Effects of alpha(2)-adrenoceptor agonists on perinatal excitotoxic brain injury: comparison of clonidine and dexmedetomidine.

BACKGROUND: A growing number of children have severe neurologic impairment related to very premature birth. Experimental data suggest that overstimulation of cerebral N-methyl-d-aspartate (NMDA) receptors caused by excessive glutamate release may be involved in the genesis of perinatal hypoxic-ischemic brain injury. alpha(2)-Adrenoceptor agonists are protective in models of brain ischemia in adults. The authors sought to determine whether they prevent perinatal excitotoxic neuronal damage.
METHODS: Five-day-old mice were allocated at random to clonidine (4-400 microg/kg), dexmedetomidine (1-30 microg/kg), or saline injected intraperitoneally before an intracerebral stereotactic injection of the NMDA receptor agonist ibotenate; cortical and white matter lesions were quantified 5 days later by histopathologic examination. Cortical neuron cultures exposed to 300 microm NMDA were used to evaluate the effects of clonidine or dexmedetomidine on neuronal death assessed by counting the number of pycnotic nuclei after fluorescent chromatin staining.

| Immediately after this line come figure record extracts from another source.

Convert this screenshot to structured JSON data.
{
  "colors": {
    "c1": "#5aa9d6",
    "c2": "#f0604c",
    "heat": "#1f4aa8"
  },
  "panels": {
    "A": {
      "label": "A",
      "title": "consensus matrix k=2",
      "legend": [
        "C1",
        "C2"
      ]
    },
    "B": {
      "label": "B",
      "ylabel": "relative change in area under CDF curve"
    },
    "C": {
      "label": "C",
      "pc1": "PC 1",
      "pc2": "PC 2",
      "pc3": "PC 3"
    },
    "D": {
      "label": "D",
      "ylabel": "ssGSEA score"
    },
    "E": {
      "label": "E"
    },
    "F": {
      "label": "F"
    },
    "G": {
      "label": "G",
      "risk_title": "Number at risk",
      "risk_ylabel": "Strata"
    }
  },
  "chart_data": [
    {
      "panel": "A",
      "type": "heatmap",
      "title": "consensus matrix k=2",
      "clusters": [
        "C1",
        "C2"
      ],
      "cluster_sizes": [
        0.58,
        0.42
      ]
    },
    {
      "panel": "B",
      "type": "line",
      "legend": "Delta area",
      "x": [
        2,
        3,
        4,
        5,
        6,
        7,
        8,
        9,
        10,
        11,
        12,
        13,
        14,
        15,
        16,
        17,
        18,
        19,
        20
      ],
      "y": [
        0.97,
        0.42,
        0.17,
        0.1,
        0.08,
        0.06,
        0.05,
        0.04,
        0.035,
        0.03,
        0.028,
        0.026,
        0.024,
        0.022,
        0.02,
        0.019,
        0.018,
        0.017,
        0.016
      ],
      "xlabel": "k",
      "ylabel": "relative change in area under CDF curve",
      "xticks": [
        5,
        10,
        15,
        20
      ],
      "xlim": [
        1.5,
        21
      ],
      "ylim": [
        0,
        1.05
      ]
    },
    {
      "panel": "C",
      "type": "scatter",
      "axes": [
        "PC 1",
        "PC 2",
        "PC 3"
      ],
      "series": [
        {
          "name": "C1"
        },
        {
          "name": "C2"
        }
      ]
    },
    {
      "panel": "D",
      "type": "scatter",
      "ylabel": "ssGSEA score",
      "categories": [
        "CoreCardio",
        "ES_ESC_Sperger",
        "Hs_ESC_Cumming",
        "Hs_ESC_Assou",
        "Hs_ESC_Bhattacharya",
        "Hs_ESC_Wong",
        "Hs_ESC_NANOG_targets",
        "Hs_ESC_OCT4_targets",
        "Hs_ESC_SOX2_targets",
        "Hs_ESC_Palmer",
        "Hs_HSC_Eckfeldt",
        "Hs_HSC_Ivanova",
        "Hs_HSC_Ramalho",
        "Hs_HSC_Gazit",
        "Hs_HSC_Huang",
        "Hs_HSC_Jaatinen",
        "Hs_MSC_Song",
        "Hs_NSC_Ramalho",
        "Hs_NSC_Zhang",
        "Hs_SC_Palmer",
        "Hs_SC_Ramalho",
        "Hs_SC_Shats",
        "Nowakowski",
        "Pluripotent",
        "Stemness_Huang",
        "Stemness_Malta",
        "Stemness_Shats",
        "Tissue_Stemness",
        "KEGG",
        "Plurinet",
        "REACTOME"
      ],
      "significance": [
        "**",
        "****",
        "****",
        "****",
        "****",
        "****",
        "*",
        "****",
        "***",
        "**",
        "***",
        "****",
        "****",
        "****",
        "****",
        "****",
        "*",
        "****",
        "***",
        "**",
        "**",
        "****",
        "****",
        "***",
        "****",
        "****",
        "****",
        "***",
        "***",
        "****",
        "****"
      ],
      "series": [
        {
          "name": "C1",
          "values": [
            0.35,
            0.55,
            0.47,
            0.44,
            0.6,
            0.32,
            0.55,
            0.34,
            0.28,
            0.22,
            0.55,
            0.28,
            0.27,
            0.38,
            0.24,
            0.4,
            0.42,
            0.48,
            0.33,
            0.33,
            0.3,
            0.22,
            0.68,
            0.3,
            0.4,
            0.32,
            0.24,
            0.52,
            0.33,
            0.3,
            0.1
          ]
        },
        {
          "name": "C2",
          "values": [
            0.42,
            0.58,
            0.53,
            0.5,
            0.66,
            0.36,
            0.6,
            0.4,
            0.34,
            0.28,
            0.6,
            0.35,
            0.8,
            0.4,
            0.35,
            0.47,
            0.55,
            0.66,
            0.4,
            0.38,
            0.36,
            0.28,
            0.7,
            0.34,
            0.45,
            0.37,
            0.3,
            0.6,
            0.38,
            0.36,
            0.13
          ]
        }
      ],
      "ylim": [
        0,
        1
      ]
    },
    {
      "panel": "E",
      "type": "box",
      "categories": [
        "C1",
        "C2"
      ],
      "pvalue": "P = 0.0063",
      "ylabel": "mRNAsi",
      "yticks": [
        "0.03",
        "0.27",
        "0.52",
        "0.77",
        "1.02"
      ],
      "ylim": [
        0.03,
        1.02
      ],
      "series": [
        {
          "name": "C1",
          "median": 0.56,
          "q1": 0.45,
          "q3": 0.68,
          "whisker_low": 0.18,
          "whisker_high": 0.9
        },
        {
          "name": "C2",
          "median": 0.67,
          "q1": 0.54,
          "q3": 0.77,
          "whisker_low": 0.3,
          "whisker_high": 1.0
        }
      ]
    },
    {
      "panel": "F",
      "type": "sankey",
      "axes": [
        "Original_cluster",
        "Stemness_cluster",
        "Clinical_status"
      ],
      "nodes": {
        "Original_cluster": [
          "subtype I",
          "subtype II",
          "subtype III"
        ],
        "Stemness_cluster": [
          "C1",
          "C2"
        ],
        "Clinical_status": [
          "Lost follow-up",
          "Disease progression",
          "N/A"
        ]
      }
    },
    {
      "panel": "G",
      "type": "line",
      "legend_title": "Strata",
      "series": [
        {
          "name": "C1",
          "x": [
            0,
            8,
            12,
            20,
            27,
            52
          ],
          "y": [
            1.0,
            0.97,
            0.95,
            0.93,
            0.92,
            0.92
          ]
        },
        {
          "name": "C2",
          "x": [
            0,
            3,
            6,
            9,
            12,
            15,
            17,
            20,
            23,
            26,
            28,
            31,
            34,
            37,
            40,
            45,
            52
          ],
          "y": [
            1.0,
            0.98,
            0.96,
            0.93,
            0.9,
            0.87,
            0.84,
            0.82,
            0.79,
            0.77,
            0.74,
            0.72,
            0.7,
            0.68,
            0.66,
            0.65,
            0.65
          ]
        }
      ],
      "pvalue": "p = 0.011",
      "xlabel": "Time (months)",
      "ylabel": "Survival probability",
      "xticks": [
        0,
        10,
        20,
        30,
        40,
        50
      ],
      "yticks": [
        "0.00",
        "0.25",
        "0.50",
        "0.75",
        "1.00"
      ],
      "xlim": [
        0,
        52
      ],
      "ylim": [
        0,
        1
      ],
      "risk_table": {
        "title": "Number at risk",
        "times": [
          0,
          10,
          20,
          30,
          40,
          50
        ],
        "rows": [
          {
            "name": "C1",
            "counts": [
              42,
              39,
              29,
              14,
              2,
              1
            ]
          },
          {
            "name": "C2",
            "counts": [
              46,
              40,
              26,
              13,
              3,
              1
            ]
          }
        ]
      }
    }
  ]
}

RESULTS: In vivo, both clonidine and dexmedetomidine induced significant concentration-dependent reductions in the size of ibotenate-induced lesions in the cortex and white matter. In vitro, the number of neurons damaged by NMDA exposure was significantly decreased by both dexmedetomidine (-28 +/- 12% at 10 microm; P < 0.01) and clonidine (-37 +/- 19% at 100 microm; P < 0.01) as compared with controls. In both models, the selective alpha2-adrenoceptor antagonist yohimbine abolished the neuroprotective effect of clonidine and dexmedetomidine.
CONCLUSIONS: Clonidine and dexmedetomidine are potent neuroprotectors that act by stimulating the alpha(2) adrenoceptors. These results obtained in a murine model of perinatal excitotoxic injury may be relevant to some forms of neonatal brain damage in humans.